Google-Chef Eric Schmidt: Der Netz-Messias
Lobet das Internet: Google-Chef Eric Schmidt spricht in München auf der „Digital, Life, Design“-Konferenz über die Zukunft, preist Smartphones und wird vielleicht bald Showmaster.
MÜNCHEN Eine halbe Stunde lang war München gestern der hippste Ort der Welt. Die große Party der „Digital, Life, Design“-Konferenz war längst vorbei und Popsternchen Duffy wahrscheinlich längst im Flieger (siehe S. 30), als der wahre Star die Bühne betritt: Google-Chef Eric Schmidt.
Applaus für den Mann, der mit runder Brille à la Bill Gates und schwarzem Anzug nicht so sehr den hemdsärmeligen Hipster-Ikonen Steve Jobs und Facebook-Erfinder Mark Zuckerberg entspricht.
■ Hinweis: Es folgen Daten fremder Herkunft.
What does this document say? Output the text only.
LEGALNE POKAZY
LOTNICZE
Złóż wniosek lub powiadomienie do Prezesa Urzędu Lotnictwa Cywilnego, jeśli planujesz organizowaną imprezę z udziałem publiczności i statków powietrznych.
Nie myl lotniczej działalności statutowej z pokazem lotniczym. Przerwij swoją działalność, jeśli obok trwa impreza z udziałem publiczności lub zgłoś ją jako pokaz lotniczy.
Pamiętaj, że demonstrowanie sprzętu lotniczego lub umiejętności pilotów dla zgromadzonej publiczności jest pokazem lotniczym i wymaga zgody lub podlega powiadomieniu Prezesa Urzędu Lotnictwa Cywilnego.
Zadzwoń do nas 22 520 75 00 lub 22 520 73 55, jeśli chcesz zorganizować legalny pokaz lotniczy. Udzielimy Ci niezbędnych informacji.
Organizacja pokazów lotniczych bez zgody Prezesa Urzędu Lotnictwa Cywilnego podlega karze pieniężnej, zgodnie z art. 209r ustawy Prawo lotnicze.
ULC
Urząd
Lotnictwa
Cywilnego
Trotzdem: keine Zeit für den DJ im Foyer, der 90er-Jahre-Alternative-Musik auflegt, Smartphone-Smalltalk (auf der von Burda veranstalteten DLD war die iPhone-Dichte zumindest gefühlt höher als in der Apple-Zentrale) und Cappuccino mit Sojamilch.
Schließlich referiert der 55-Jährige über nichts Geringeres als die Zukunft des Internets, wenn auch außerordentlich routiniert.
„Die Internet-Suche wird weiter sehr wichtig bleiben“, sagt Schmidt, und, dass Geräte wie Handys oder MP3-Player ohne Internetanschluss uninteressant seien. In zwei Jahren werde der Verkauf von Smartphones den Absatz von PCs überholt haben, prognostiziert er. Auch das „Cloud Computing“ werde interessant bleiben – also das Geschäft mit Online-Datenspeichern.
Dann lobt der scheidende Google-Chef, der im April von Google-Erfinder Larry Page abgelöst wird, aber im Aufsichtsrat bleibt, noch sein Unternehmen. Googles Ziel sei, durch immer schnellere Suchfunktionen den Menschen ihre Zeit zurückzugeben. Auf die Gewohnheiten und Bedürfnisse des Users zugeschnittene Empfehlungen würden das Internet persönlicher machen – „aber nur mit dem Einverständnis des Nutzers“, ein Satz, der sich wie ein Running Gag durch seine Rede zieht.
Der Schutz der persönlichen Daten und die Furcht vor Überwachung treibt im Moment die Netzgemeinde um, Schmidt weiß das natürlich. Er preist die Vorzüge: „Wenn ich durch München laufe, ist mein Smartphone der perfekte Begleiter. Es ist ein Drama der Gegenwart, dass man einfach nicht mehr verloren gehen kann“, sagt Schmidt. Selbst wenn der Mensch alles vergessen sollte, das Internet werde sich erinnern.
Zum Schluss driftet Schmidt arg ins Pathos: Dank Diensten wie Facebook, über die man mit Freunden kommunizieren und Bilder austauschen kann, wären die Menschen nie mehr einsam. Keiner müsse sich mehr langweilen, weil man sich mit Internetsurfen, Videos und Spielen die Zeit vertreiben könnte. Computergesteuerte Autos, vom Fahrer nur noch überwacht, würden den Straßenverkehr sicherer machen und Leben retten. „Das Ziel der Zukunft muss sein, Gutes zu tun.“
„Das Internet ist nicht am Ende, es steht erst am Beginn“, postuliert Schmidt und schreitet in Showmaster-Manier die Bühne auf und ab. Das passt: Angeblich werkelt er schon an einer Karriere als Talkmaster. In der US-Presse kursieren bereits Namensvorschläge für das Format: „Holy Schmidt!“ oder „Schmidt Happens“.